News 19 December 2011
The Swedish National Debt Office rejects the EU Commission’s proposal for a tax on financial transactions. The proposal is particularly poorly analysed and motivated. A transaction tax would have serious effects on the functioning of the Swedish financial market.
This applies particularly to the government securities markets, where the basic conditions for secondary trading would more or less disappear, the Debt Office writes in a response to the Ministry of Finance. This would diminish the possibilities of financing the central government debt at a reasonable cost.
Similar effects would occur in the market for mortgage bonds, leading to an increase in bank borrowing costs and thus the cost of mortgages.

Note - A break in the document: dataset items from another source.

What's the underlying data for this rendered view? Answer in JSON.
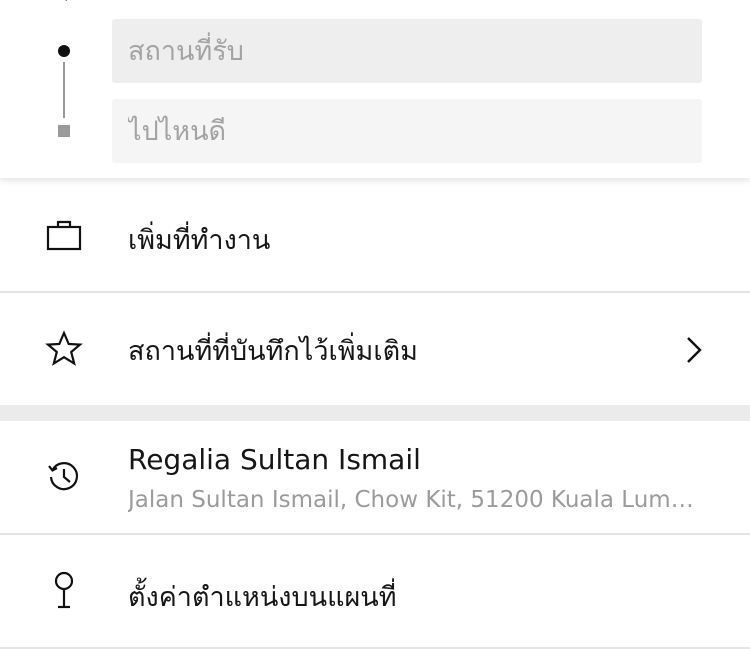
{
  "search": {
    "pickup_placeholder": "สถานที่รับ",
    "destination_placeholder": "ไปไหนดี",
    "back_icon": "chevron-left-icon",
    "pickup_marker": "dot-icon",
    "destination_marker": "square-icon"
  },
  "rows": {
    "add_work": {
      "label": "เพิ่มที่ทำงาน",
      "icon": "briefcase-icon"
    },
    "saved_places": {
      "label": "สถานที่ที่บันทึกไว้เพิ่มเติม",
      "icon": "star-icon",
      "trailing_icon": "chevron-right-icon"
    },
    "recent": {
      "title": "Regalia Sultan Ismail",
      "subtitle": "Jalan Sultan Ismail, Chow Kit, 51200 Kuala Lumpur",
      "icon": "history-icon"
    },
    "set_on_map": {
      "label": "ตั้งค่าตำแหน่งบนแผนที่",
      "icon": "map-pin-icon"
    }
  },
  "colors": {
    "pickup_field_bg": "#eeeeee",
    "destination_field_bg": "#f5f5f5",
    "placeholder_text": "#a3a3a3",
    "secondary_text": "#9b9b9b",
    "divider": "#e4e4e4",
    "section_gap": "#ebebeb"
  }
}
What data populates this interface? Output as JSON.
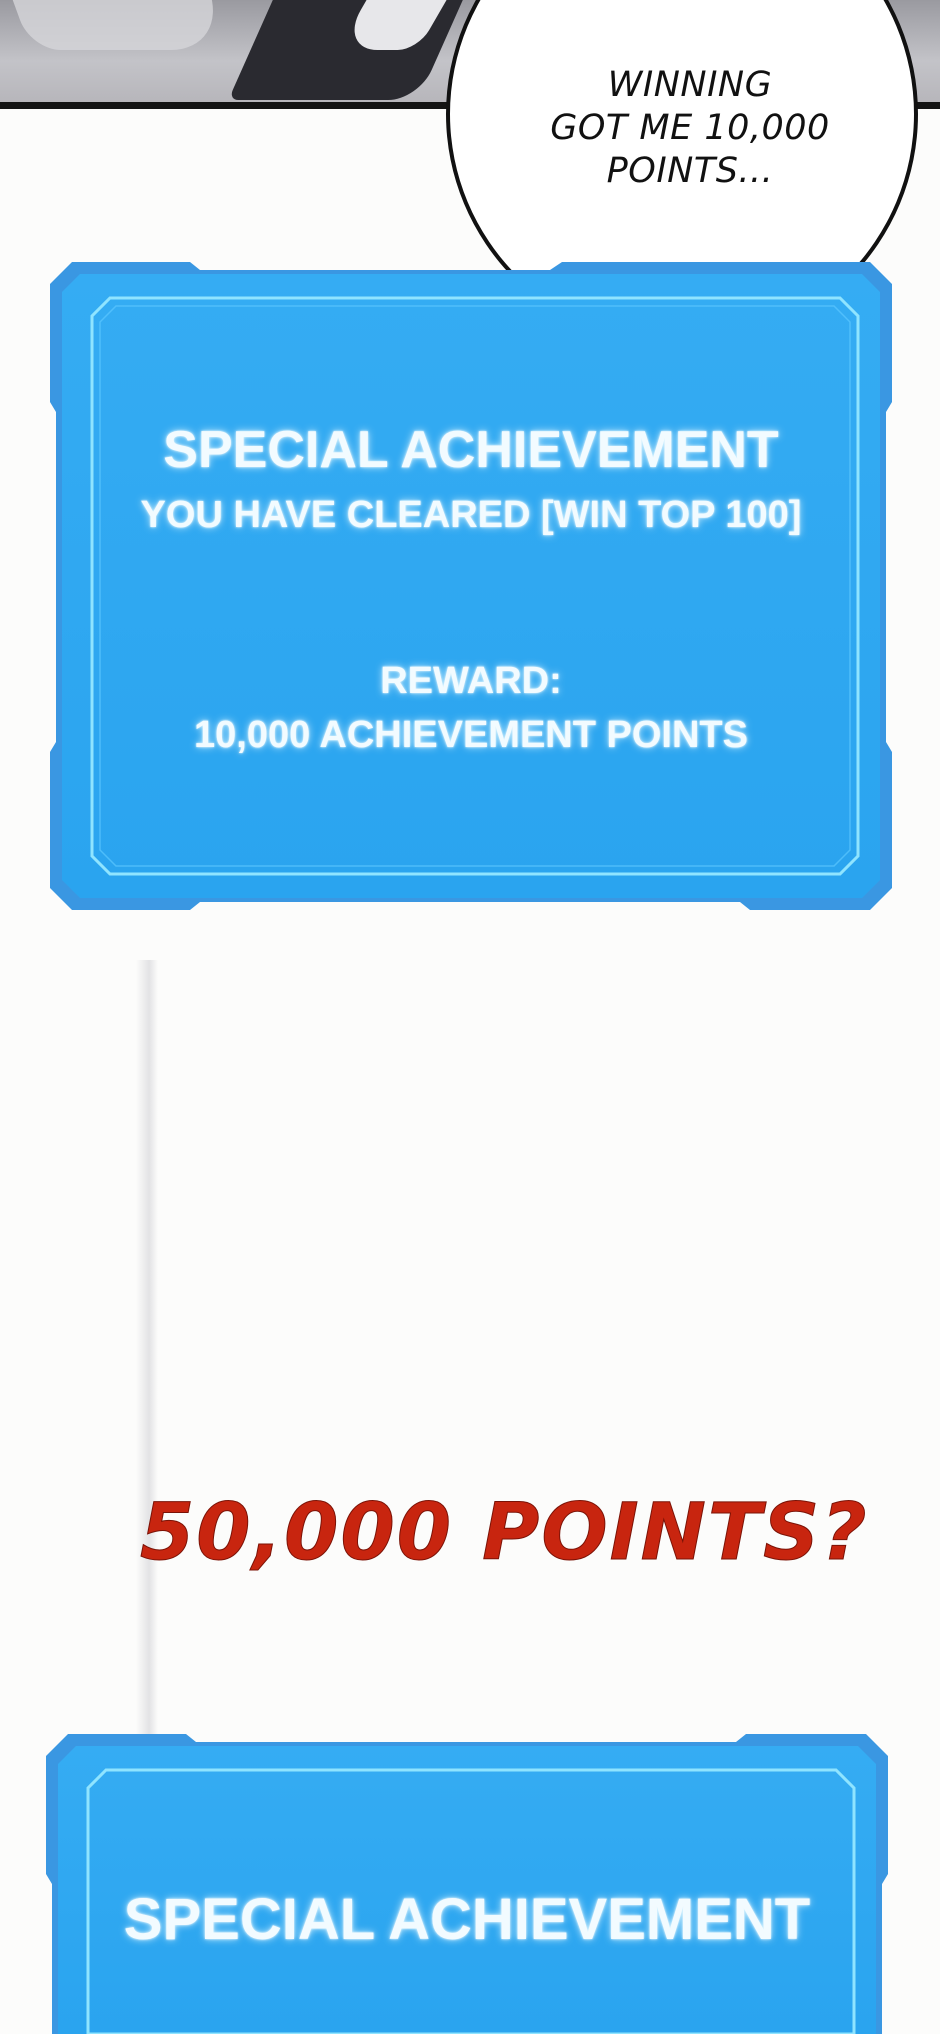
{
  "speech_bubble": {
    "lines": [
      "WINNING",
      "GOT ME 10,000",
      "POINTS..."
    ]
  },
  "achievement_window_1": {
    "title": "SPECIAL ACHIEVEMENT",
    "subtitle": "YOU HAVE CLEARED [WIN TOP 100]",
    "reward_label": "REWARD:",
    "reward_value": "10,000 ACHIEVEMENT POINTS"
  },
  "exclamation": {
    "text": "50,000 POINTS?",
    "color": "#c8250f"
  },
  "achievement_window_2": {
    "title": "SPECIAL ACHIEVEMENT"
  },
  "colors": {
    "window_fill": "#2fa6ef",
    "window_border": "#3d9be6",
    "window_inner_line": "#8fe4ff",
    "text_glow": "#f2fbff"
  }
}
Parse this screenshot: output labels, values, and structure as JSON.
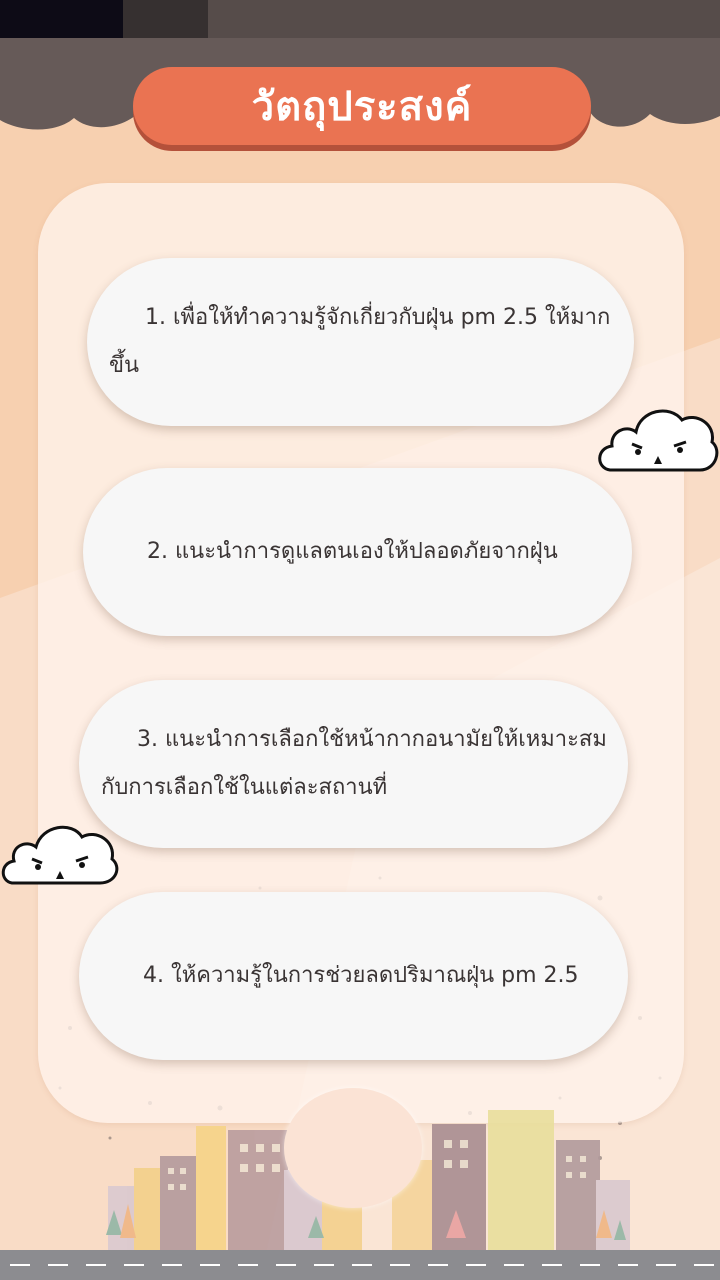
{
  "header": {
    "title": "วัตถุประสงค์"
  },
  "objectives": [
    {
      "text": "1. เพื่อให้ทำความรู้จักเกี่ยวกับฝุ่น pm 2.5 ให้มากขึ้น"
    },
    {
      "text": "2. แนะนำการดูแลตนเองให้ปลอดภัยจากฝุ่น"
    },
    {
      "text": "3. แนะนำการเลือกใช้หน้ากากอนามัยให้เหมาะสมกับการเลือกใช้ในแต่ละสถานที่"
    },
    {
      "text": "4. ให้ความรู้ในการช่วยลดปริมาณฝุ่น pm 2.5"
    }
  ],
  "colors": {
    "background": "#f7d0b0",
    "title_pill": "#ea7352",
    "header_cloud": "#665a58",
    "item_text": "#3a3434"
  },
  "icons": [
    "angry-cloud-icon",
    "city-skyline"
  ]
}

Many financial services would become more expensive if a transaction tax was implemented, as trading in key markets would become difficult or dry up completely. Those who would ultimately be affected by this would be those who use these services, i.e. savers, investors, policyholders, borrowers etc.
The proposal is fundamentally misguided in that it identifies transactions as such as a source of financial instability. If the aim is to counter the more general risks in the financial system, an approach based on taxes (or fees) that are directly related to the risks of an institution would be more efficient.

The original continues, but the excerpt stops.